Room 206 (2nd floor, badged access)
12 février 2020 - 14h00
From Safety to Security: The Case of Binary-level Code Analysis
par Sébastien Bardin de CEA-LIST
Abstract: Several major classes of security analysis have to be performed on raw executable files, such as vulnerability analysis of mobile code or commercial off-the-shelf, deobfuscation or malware
inspection. These analysis are highly challenging, due to the very low-level and intricate nature of binary code, and there is a clear need for more sophisticated and automated tools than currently available syntactic and dynamic approaches. On the other hand, source-level program analysis and formal methods have made tremendous progress in the past decade, and they are now an industrial reality for safety-critical applications.
Our long term goal is precisely to fulfill part of this gap, by developing state-of-the-art binary-level semantic analyses for security.
In this talk, we will present some of the new challenges faced by formal methods and program analysis in the context of binary-level security as well as early results and achievements, based on recent work on deobfuscation, vulnerability analysis and adaptation of SMT solving to security issues.

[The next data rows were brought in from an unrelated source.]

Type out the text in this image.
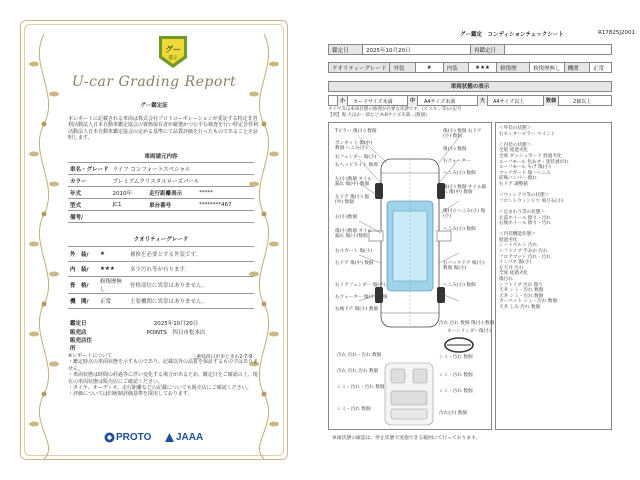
グー
鑑定
U-car Grading Report
グー鑑定証
本レポートに記載される車両は株式会社プロトコーポレーションが委託する特定非営利活動法人日本自動車鑑定協会の資格保有者が厳選かつ公平な検査を行い特定非営利活動法人日本自動車鑑定協会の定める基準にて品質評価を行ったものであることを証明します。
車両請元内容
車名・グレード	ライフ コンフォートスペシャル		
カラー	プレミアムクリスタルローズパール		
年式	2010年	走行距離表示	*****
型式	JC1	車台番号	********467
備考/			
クオリティーグレード
外　装/	★	補修を必要とする外装です。
内　装/	★★★	多少汚れ等が有ります。
骨　格/	修復歴無し	骨格部位に異常はありません。
機　関/	正常	主要機関に異常はありません。
鑑定日	2025年10月20日
販売店	POINTS　四日市松本店
販売店住所	
	三重県四日市市ときわ2-7-9
※レポートについて
・鑑定時点の車両状態を示すものであり、記載以外の品質を保証するものではありません。
・車両状態は時間の経過等に伴い変化する場合があるため、鑑定日をご確認の上、現在の車両状態は販売店にご確認ください。
・タイヤ、オーディオ、走行距離などの記載についても販売店にご確認ください。
・評価については旧統制評価基準を採用しております。
PROTO JAAA
グー鑑定　コンディションチェックシート	R17825J2001
鑑定日	2025年10月20日	再鑑定日	
クオリティーグレード	外装	★	内装	★★★	修復歴	修復歴無し	機関	正常
車両状態の表示
小	カードサイズ未満	中	A4サイズ未満	大	A4サイズ以上	数個	2個以上
タイヤ等は車両状態の修理が必要な状態です。(ビスキン等)の記号
【例】傷 大ほか一部など:A-Bサイズ未満...(数個)
Tピラー 傷(小) 数個
ボンネット 傷(中) 数個 へこみ(小)
右フェンダー 傷(小)
右ヘッドライト 修理
左(小)数個 オイル漏れ 傷(中) 数個
左ドア 傷(小) 傷(中) 数個
右(小)数個
傷(小)数個 オイル漏れ 傷(小)数個
右スカート 傷(小)
右ドア 傷(中) 数個
右リアフェンダー 傷(小)
右クォーター 傷(小) 数個
右後ドア 傷(小) 数個
傷(小) 数個 右ドア(小) 数個
傷(小) 数個
右クォーター
へこみ(小) 数個
傷(小) 数個 オイル漏れ 傷(中) 数個
傷(小) へこみ(小) 傷(小)
へこみ(小) 数個
右バックドア 傷(小) 数個 傷(小)
へこみ(小) 数個
汚れ 汚れ 数個 傷(小) 数個
キーシリンダー傷(小)
汚れ 汚れ・汚れ 数個	シミ・汚れ 数個
汚れ 汚れ 汚れ 数個
シミ・汚れ 数個
シミ・汚れ・汚れ 数個
シミ・汚れ 数個
シミ・汚れ 数個
汚れ(小) 数個
＜外装の状態＞
右センターピラー ペイント

＜内装の状態＞
全般 経過劣化
全席 ダッシュボード 経過劣化
ルーフモール 色あせ・塗装剥がれ
ルーフモール もげ 傷(小)
マッドガード 傷・へこみ
前後バンパー 擦れ
右ドア 調整値

＜ウィンドウ等の状態＞
フロントウィンドウ 飛び石(小)

＜足まわり等の状態＞
左前ホイール 擦り・汚れ
右後ホイール 擦り・汚れ

＜内装機能状態＞
経過劣化
シートベルト 汚れ
シフトノブ 手あか 汚れ
フロアマット 汚れ・汚れ
インパネ 傷(小)
左天井 汚れ
全席 経過劣化
傷汚れ
シフトノブ 汚れ 擦り
天井 シミ・汚れ 数個
天井 シミ・汚れ 数個
カーペット シミ・汚れ 数個
天井 しみ 汚れ 数個
車両状態の確認は、停止状態で実施できる範囲にて行っております。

Sébastien Bardin obtained his PhD in 2005 at ENS Cachan, France, in the field of formal methods. He joined CEA LIST, France, in 2006 as a full-time researcher, with research activities centered on program analysis, automatic software verification and constraint solving. For severalyears now, Sébastien has been interested in automating software-level security analysis by lifting formal methods developed for the safety-critical industry. In particular, he focuses on binary-level
formal methods, vulnerability detection & assessment, code protection and malware deobfuscation. He leads the binary-level security group at CEA LIST where he is the main designer of the open-source BINSEC platform for binary-level code analysis. Sébastien has served as a PI for several research projects on binary-level security analysis, and he is regularly invited to international events and to security-related summer schools.